L’UNSA Éducation Bourgogne–Franche-Comté dénonce une « cure d’austérité sans précédent » dans les académies de Dijon et de Besançon à la rentrée 2026. Selon les chiffres communiqués par le syndicat le 27 janvier, plusieurs centaines de postes vont être supprimés dans le premier et le second degré, ainsi que dans les services administratifs.
Dans le premier degré, 95 postes de professeurs des écoles seraient supprimés en Bourgogne et 62 en Franche-Comté. La situation est également jugée préoccupante dans les collèges et lycées, avec 90 suppressions de postes dans l’académie de Dijon et 70 dans celle de Besançon. À ces réductions s’ajoutent neuf postes administratifs ou techniques supprimés dans les établissements et services, ainsi que la suppression d’un poste de conseiller principal d’éducation (CPE) dans l’académie de Besançon.
Pour le syndicat, ces décisions relèvent d’une logique strictement budgétaire. « Ces chiffres traduisent une politique éducative qui privilégie la logique comptable au détriment de la qualité de l’enseignement et des conditions de travail des personnels », dénonce l’UNSA, qui alerte sur les conséquences pour les élèves, en particulier les plus fragiles, et pour la stabilité des établissements.
Si la baisse démographique est régulièrement invoquée pour justifier ces suppressions de postes, le syndicat estime que cet argument est insuffisant. « Les besoins éducatifs ne se résument pas à des effectifs. Ils incluent aussi la prise en charge des difficultés sociales, des fragilités culturelles, de la ruralité et l’accompagnement des élèves en difficulté », rappelle l’organisation syndicale.

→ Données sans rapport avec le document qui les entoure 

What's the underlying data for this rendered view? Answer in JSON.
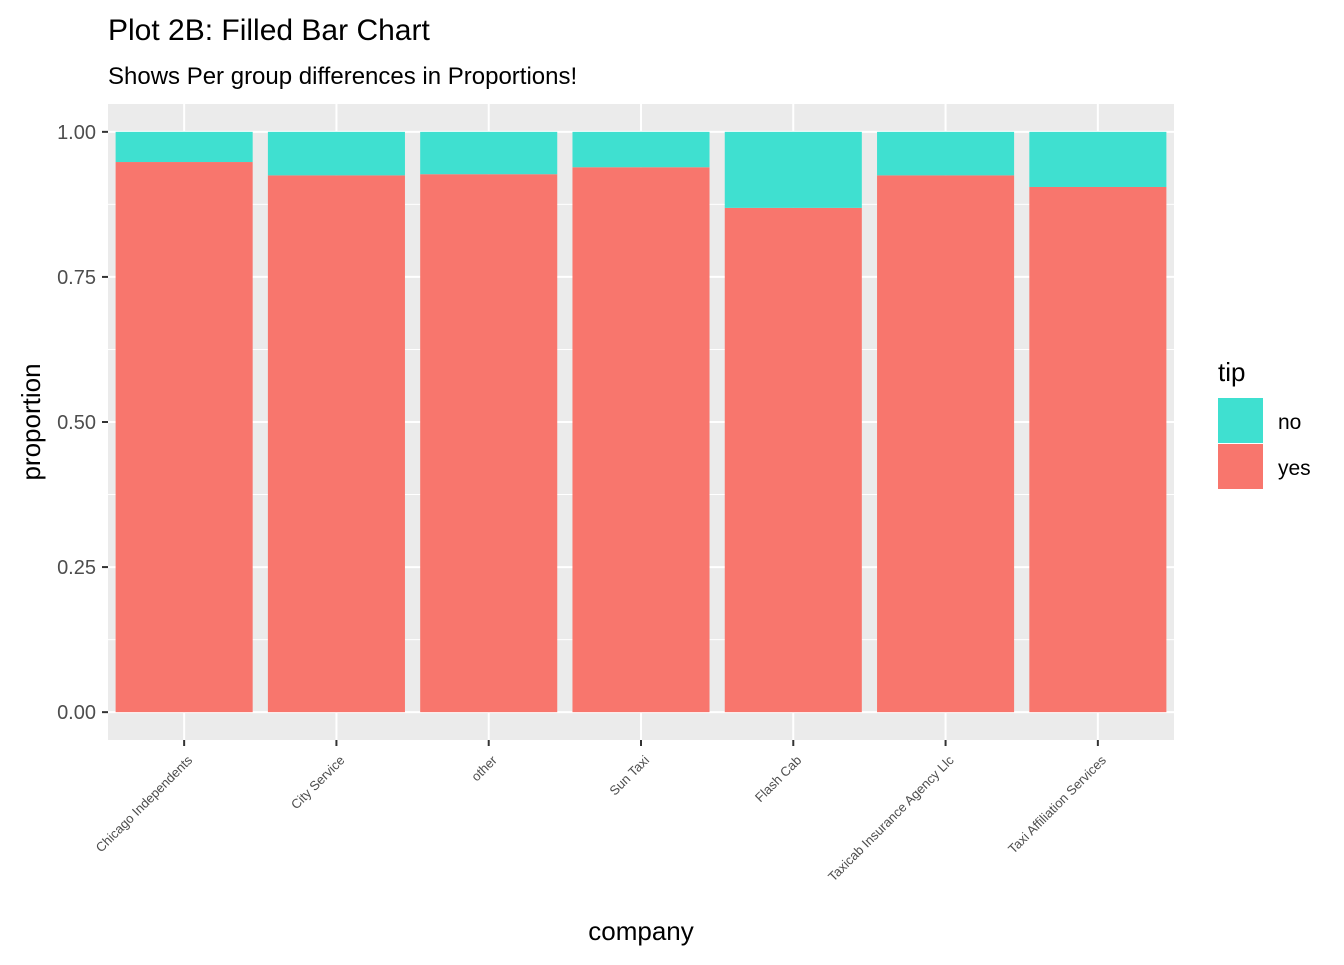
{
  "chart_data": {
    "type": "bar",
    "stacked": "fill",
    "title": "Plot 2B: Filled Bar Chart",
    "subtitle": "Shows Per group differences in Proportions!",
    "xlabel": "company",
    "ylabel": "proportion",
    "categories": [
      "Chicago Independents",
      "City Service",
      "other",
      "Sun Taxi",
      "Flash Cab",
      "Taxicab Insurance Agency Llc",
      "Taxi Affiliation Services"
    ],
    "series": [
      {
        "name": "yes",
        "color": "#F8766D",
        "values": [
          0.948,
          0.925,
          0.927,
          0.939,
          0.869,
          0.925,
          0.905
        ]
      },
      {
        "name": "no",
        "color": "#3FE0D0",
        "values": [
          0.052,
          0.075,
          0.073,
          0.061,
          0.131,
          0.075,
          0.095
        ]
      }
    ],
    "ylim": [
      -0.048,
      1.048
    ],
    "yticks": [
      0.0,
      0.25,
      0.5,
      0.75,
      1.0
    ],
    "ytick_labels": [
      "0.00",
      "0.25",
      "0.50",
      "0.75",
      "1.00"
    ],
    "legend": {
      "title": "tip",
      "placement": "right",
      "entries": [
        {
          "label": "no",
          "color": "#3FE0D0"
        },
        {
          "label": "yes",
          "color": "#F8766D"
        }
      ]
    },
    "grid": true,
    "panel_background": "#EBEBEB"
  }
}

L’UNSA s’appuie également sur une étude de l’Institut des politiques publiques intitulée « Taille des classes et inégalités territoriales : quelle stratégie face à la baisse démographique ? », selon laquelle la réduction du nombre d’enseignants ne serait pas rentable à long terme : pour un euro économisé, neuf euros seraient perdus pour la société.

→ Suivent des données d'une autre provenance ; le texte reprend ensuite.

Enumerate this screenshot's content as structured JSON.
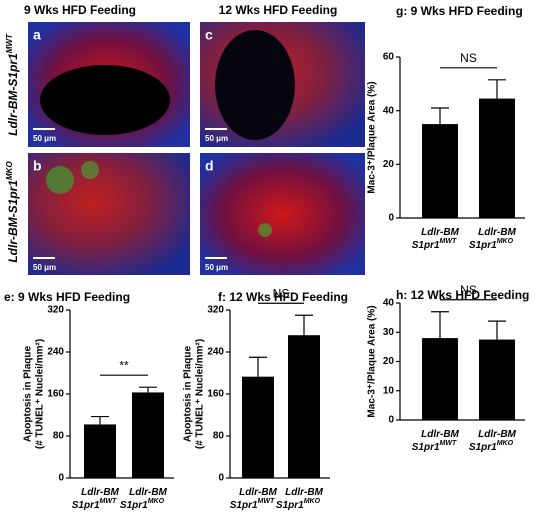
{
  "image_panels": {
    "columns": [
      "9 Wks HFD Feeding",
      "12 Wks HFD Feeding"
    ],
    "rows": [
      {
        "base": "Ldlr-BM-S1pr1",
        "sup": "MWT"
      },
      {
        "base": "Ldlr-BM-S1pr1",
        "sup": "MKO"
      }
    ],
    "panels": [
      {
        "letter": "a",
        "scale": "50 μm"
      },
      {
        "letter": "c",
        "scale": "50 μm"
      },
      {
        "letter": "b",
        "scale": "50 μm"
      },
      {
        "letter": "d",
        "scale": "50 μm"
      }
    ]
  },
  "chart_data": [
    {
      "type": "bar",
      "title": "g: 9 Wks HFD Feeding",
      "ylabel": [
        "Mac-3⁺/Plaque Area (%)"
      ],
      "categories": [
        {
          "line1": "Ldlr-BM",
          "line2": "S1pr1",
          "sup": "MWT"
        },
        {
          "line1": "Ldlr-BM",
          "line2": "S1pr1",
          "sup": "MKO"
        }
      ],
      "values": [
        35,
        44.5
      ],
      "errors": [
        6,
        7
      ],
      "color": "#000000",
      "annotation": "NS",
      "ylim": [
        0,
        60
      ],
      "yticks": [
        0,
        20,
        40,
        60
      ]
    },
    {
      "type": "bar",
      "title": "h: 12 Wks HFD Feeding",
      "ylabel": [
        "Mac-3⁺/Plaque Area (%)"
      ],
      "categories": [
        {
          "line1": "Ldlr-BM",
          "line2": "S1pr1",
          "sup": "MWT"
        },
        {
          "line1": "Ldlr-BM",
          "line2": "S1pr1",
          "sup": "MKO"
        }
      ],
      "values": [
        28,
        27.5
      ],
      "errors": [
        9,
        6.3
      ],
      "color": "#000000",
      "annotation": "NS",
      "ylim": [
        0,
        40
      ],
      "yticks": [
        0,
        10,
        20,
        30,
        40
      ]
    },
    {
      "type": "bar",
      "title": "e: 9 Wks HFD Feeding",
      "ylabel": [
        "Apoptosis in Plaque",
        "(# TUNEL⁺ Nuclei/mm²)"
      ],
      "categories": [
        {
          "line1": "Ldlr-BM",
          "line2": "S1pr1",
          "sup": "MWT"
        },
        {
          "line1": "Ldlr-BM",
          "line2": "S1pr1",
          "sup": "MKO"
        }
      ],
      "values": [
        102,
        163
      ],
      "errors": [
        15,
        10
      ],
      "color": "#000000",
      "annotation": "**",
      "ylim": [
        0,
        320
      ],
      "yticks": [
        0,
        80,
        160,
        240,
        320
      ]
    },
    {
      "type": "bar",
      "title": "f: 12 Wks HFD Feeding",
      "ylabel": [
        "Apoptosis in Plaque",
        "(# TUNEL⁺ Nuclei/mm²)"
      ],
      "categories": [
        {
          "line1": "Ldlr-BM",
          "line2": "S1pr1",
          "sup": "MWT"
        },
        {
          "line1": "Ldlr-BM",
          "line2": "S1pr1",
          "sup": "MKO"
        }
      ],
      "values": [
        193,
        272
      ],
      "errors": [
        37,
        38
      ],
      "color": "#000000",
      "annotation": "NS",
      "ylim": [
        0,
        320
      ],
      "yticks": [
        0,
        80,
        160,
        240,
        320
      ]
    }
  ]
}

Le syndicat souligne que d’autres pays européens ont fait le choix inverse, profitant de la baisse démographique pour améliorer les conditions d’enseignement, notamment en réduisant les effectifs par classe. « Cette trajectoire n’est donc pas une fatalité », insiste l’UNSA, qui appelle à considérer le budget de l’Éducation nationale comme un investissement plutôt qu’une dépense.

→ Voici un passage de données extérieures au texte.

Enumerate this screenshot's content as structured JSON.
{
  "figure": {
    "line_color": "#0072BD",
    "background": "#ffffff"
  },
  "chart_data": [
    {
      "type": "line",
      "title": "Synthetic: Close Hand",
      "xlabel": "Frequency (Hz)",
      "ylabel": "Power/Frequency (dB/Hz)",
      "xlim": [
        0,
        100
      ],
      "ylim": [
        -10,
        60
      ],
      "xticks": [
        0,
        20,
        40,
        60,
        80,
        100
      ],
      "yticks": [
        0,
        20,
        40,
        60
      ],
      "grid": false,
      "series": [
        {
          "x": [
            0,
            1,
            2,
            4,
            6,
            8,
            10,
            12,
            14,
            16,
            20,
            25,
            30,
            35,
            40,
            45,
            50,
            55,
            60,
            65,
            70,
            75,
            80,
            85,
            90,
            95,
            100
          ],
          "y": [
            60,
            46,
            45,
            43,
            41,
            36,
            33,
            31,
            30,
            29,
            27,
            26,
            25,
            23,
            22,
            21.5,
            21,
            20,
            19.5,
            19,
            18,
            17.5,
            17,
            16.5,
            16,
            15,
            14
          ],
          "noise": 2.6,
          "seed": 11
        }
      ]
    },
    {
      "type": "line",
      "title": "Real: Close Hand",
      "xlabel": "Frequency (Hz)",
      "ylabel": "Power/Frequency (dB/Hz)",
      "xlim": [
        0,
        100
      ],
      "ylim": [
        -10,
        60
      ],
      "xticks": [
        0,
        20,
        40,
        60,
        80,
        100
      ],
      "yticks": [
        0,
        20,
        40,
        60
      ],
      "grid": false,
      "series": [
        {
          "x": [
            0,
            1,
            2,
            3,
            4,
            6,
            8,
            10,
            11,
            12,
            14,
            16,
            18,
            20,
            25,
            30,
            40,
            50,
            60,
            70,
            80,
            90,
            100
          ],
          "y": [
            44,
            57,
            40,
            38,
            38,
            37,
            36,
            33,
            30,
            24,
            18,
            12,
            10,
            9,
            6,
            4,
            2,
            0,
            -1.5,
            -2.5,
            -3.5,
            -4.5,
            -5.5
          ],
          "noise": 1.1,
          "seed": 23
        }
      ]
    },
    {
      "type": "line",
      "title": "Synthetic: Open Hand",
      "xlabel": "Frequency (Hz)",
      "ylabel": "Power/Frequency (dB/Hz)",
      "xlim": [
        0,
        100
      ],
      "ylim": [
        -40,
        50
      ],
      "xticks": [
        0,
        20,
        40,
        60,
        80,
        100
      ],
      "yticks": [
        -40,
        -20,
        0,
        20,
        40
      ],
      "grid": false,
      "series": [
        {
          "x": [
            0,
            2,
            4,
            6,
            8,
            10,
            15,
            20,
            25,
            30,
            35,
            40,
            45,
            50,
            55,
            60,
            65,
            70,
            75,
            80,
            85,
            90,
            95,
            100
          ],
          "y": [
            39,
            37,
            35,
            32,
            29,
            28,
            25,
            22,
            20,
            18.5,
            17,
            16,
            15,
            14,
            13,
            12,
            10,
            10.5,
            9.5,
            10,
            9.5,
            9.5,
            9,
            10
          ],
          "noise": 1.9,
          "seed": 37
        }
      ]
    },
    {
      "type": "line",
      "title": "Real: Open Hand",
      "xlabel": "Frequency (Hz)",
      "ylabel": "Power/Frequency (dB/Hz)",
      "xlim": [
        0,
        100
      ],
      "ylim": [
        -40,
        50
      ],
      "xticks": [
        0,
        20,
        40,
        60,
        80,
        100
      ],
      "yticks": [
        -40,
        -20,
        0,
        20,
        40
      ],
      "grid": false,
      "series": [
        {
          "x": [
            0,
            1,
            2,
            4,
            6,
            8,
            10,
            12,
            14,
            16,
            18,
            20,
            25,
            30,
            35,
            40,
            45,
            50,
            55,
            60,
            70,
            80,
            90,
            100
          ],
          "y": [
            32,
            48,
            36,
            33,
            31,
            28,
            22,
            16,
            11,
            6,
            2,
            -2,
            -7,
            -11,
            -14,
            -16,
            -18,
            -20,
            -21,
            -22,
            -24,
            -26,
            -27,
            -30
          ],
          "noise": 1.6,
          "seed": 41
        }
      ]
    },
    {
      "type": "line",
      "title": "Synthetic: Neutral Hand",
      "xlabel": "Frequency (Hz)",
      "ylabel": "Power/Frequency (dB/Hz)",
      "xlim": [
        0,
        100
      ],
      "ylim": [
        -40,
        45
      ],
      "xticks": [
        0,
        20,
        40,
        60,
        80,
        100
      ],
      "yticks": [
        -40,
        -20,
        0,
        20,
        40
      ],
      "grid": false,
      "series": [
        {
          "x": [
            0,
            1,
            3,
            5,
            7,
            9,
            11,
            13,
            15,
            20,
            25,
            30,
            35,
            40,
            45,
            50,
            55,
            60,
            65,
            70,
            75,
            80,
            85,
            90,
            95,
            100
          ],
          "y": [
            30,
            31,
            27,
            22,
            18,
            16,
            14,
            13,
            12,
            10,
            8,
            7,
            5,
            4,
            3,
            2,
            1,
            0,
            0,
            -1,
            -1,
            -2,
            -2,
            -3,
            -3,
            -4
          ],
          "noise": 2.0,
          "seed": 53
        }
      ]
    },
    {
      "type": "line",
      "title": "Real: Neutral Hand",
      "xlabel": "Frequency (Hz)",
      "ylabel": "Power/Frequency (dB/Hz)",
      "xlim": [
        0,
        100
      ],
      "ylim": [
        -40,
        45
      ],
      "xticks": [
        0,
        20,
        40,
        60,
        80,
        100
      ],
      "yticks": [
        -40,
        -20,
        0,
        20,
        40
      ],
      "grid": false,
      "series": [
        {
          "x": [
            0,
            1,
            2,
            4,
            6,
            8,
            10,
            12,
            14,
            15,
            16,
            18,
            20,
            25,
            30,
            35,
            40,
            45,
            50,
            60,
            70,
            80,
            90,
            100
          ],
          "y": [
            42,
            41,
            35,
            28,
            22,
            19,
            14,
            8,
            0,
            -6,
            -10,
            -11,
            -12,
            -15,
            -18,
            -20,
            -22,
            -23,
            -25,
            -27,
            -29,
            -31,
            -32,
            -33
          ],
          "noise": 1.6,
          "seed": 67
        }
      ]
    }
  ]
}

Au-delà des suppressions de postes, l’organisation syndicale évoque une dégradation progressive des conditions de travail dans l’ensemble des métiers de l’éducation : multiplication des missions, injonctions contradictoires, manque de reconnaissance et réduction des marges de manœuvre. Malgré cela, « les personnels continuent d’assumer leurs missions avec un engagement exemplaire », souligne le communiqué, tout en alertant sur un découragement croissant lié au manque de moyens et à l’absence de politiques éducatives jugées durables.
L’UNSA Éducation Bourgogne–Franche-Comté appelle ainsi les pouvoirs publics à revoir leurs orientations et à engager une véritable réflexion sur les besoins éducatifs des territoires, afin d’éviter, selon elle, un affaiblissement durable de l’école publique et, plus largement, des services publics.